We all like clean records. But if someone gives you privileged access to
information and you fail to deal with it responsibly, being trustworthy
and honest, then you dont deserve it anymore. In the worst case you get
kicked out, and in the best case someone discloses the bug and expects
you to fix it. If you still want to play the FUD and politics, well then
go fix your code. ;-)
SecuriTeam: Can researchers submit bugs for publication during the Month
of Kernel Bugs?
LMH: Sure, and those will be properly credited. MoKB is open for
contributions. There are enough bugs to run it for over another month,
but some issues arent as interesting as others. This week some really
nice issues may be released.
Im finding not less than 4-5 new issues per week, thus availability isnt
a problem right now. Im trying to focus on releasing the most nice ones
first and releasing a moderately nice one between each hot spot.

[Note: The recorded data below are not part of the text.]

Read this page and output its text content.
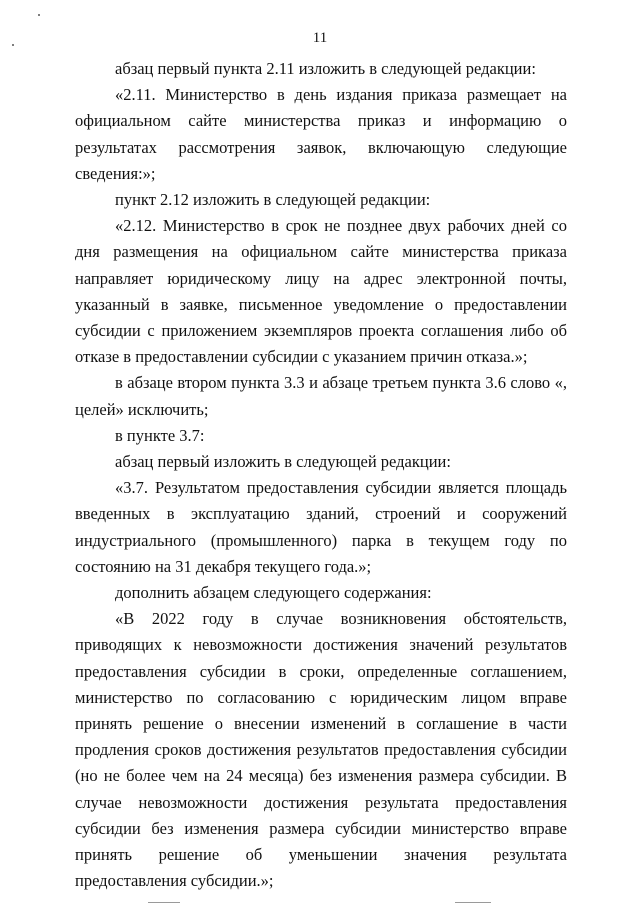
11

абзац первый пункта 2.11 изложить в следующей редакции:

«2.11. Министерство в день издания приказа размещает на официальном сайте министерства приказ и информацию о результатах рассмотрения заявок, включающую следующие сведения:»;

пункт 2.12 изложить в следующей редакции:

«2.12. Министерство в срок не позднее двух рабочих дней со дня размещения на официальном сайте министерства приказа направляет юридическому лицу на адрес электронной почты, указанный в заявке, письменное уведомление о предоставлении субсидии с приложением экземпляров проекта соглашения либо об отказе в предоставлении субсидии с указанием причин отказа.»;

в абзаце втором пункта 3.3 и абзаце третьем пункта 3.6 слово «, целей» исключить;

в пункте 3.7:

абзац первый изложить в следующей редакции:

«3.7. Результатом предоставления субсидии является площадь введенных в эксплуатацию зданий, строений и сооружений индустриального (промышленного) парка в текущем году по состоянию на 31 декабря текущего года.»;

дополнить абзацем следующего содержания:

«В 2022 году в случае возникновения обстоятельств, приводящих к невозможности достижения значений результатов предоставления субсидии в сроки, определенные соглашением, министерство по согласованию с юридическим лицом вправе принять решение о внесении изменений в соглашение в части продления сроков достижения результатов предоставления субсидии (но не более чем на 24 месяца) без изменения размера субсидии. В случае невозможности достижения результата предоставления субсидии без изменения размера субсидии министерство вправе принять решение об уменьшении значения результата предоставления субсидии.»;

Some people suggested to have a week for each platform: ex. the Mac OS
X/XNU week, the Linux week, etc. But well, its too late for that. Maybe
for the next years MoKB edition. :-)
SecuriTeam: The Month of Kernel Bugs started off in a rather dramatic
fashion with the publication of an Apple AirPort driver flaw. Are there
more bugs of that magnitude to come?
LMH: Someone has used the word vitriolic to describe the reactions of a
certain group of users. I would say masochistic instead.

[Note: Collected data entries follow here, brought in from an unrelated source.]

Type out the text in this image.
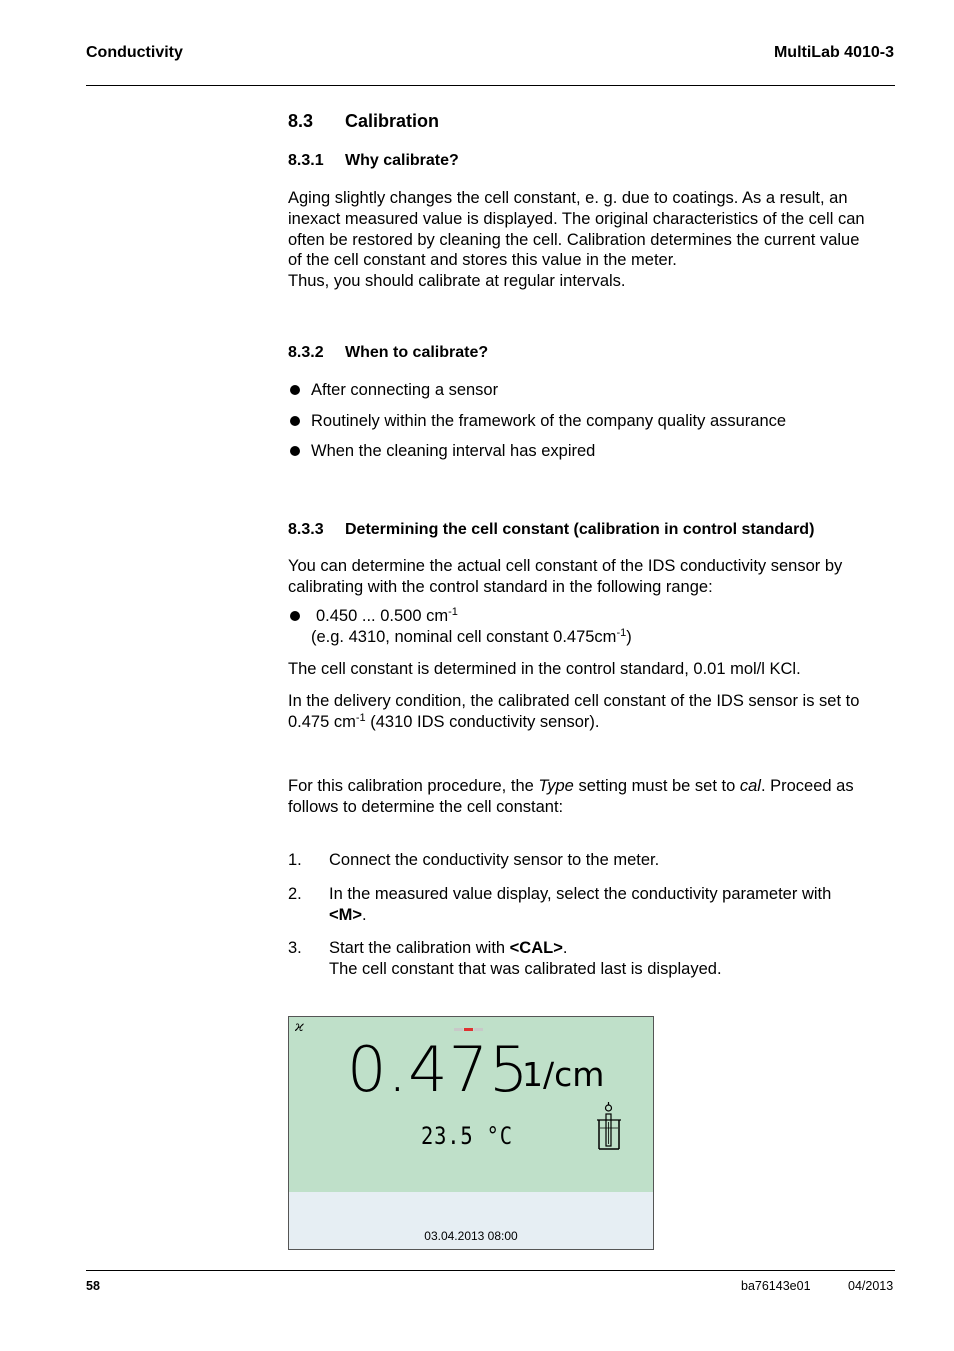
Conductivity	MultiLab 4010-3
8.3 Calibration
8.3.1 Why calibrate?
Aging slightly changes the cell constant, e. g. due to coatings. As a result, an
inexact measured value is displayed. The original characteristics of the cell can
often be restored by cleaning the cell. Calibration determines the current value
of the cell constant and stores this value in the meter.
Thus, you should calibrate at regular intervals.
8.3.2 When to calibrate?
After connecting a sensor
Routinely within the framework of the company quality assurance
When the cleaning interval has expired
8.3.3 Determining the cell constant (calibration in control standard)
You can determine the actual cell constant of the IDS conductivity sensor by
calibrating with the control standard in the following range:
0.450 ... 0.500 $cm^{-1}$
(e.g. 4310, nominal cell constant $0.475cm^{-1}$)
The cell constant is determined in the control standard, 0.01 mol/l KCl.
In the delivery condition, the calibrated cell constant of the IDS sensor is set to
0.475 $cm^{-1}$ (4310 IDS conductivity sensor).
For this calibration procedure, the Type setting must be set to cal. Proceed as
follows to determine the cell constant:
1. Connect the conductivity sensor to the meter.
2. In the measured value display, select the conductivity parameter with
<M>.
3. Start the calibration with <CAL>.
The cell constant that was calibrated last is displayed.
ϰ
0.475
1/cm
23.5 °C
03.04.2013 08:00
58	ba76143e01	04/2013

Definitely, there will be more wireless and, in particular, Apple drama
to come. If theres time left for it, I may work on smart phones and
other technology which can be abused (as they have a wide range of
possibilities when it comes to rf-based connectivity).
SecuriTeam: Where can people go to find out more about the project and
to read about the latest vulnerabilities?
The Kernel Fun blog is the discussion and official announcement place,
located at http://kernelfun.blogspot.com
The issues, proof of concepts, FAQ and other technical information is
available at http://projects.info-pull.com/mokb/
SecuriTeam: Anything else our readers should know about the project?
LMH: I would like to note that, while theres no interest nor intention
to make money with this, hardware and donations for testing equipment
(ex. wireless cards, smart phones, etc) are welcome. Hardware could be
returned, it doesnt need to be permanently donated (while this is
preferred as deadlines are a potential disadvantage). Anyway, I dont
think its an issue right now. Even if for testing wireless devices
theres an evident need of dedicated hardware for such purposes.
SecuriTeam: Thanks for your time today.
LMH: Youre welcome. Thanks for your time as well.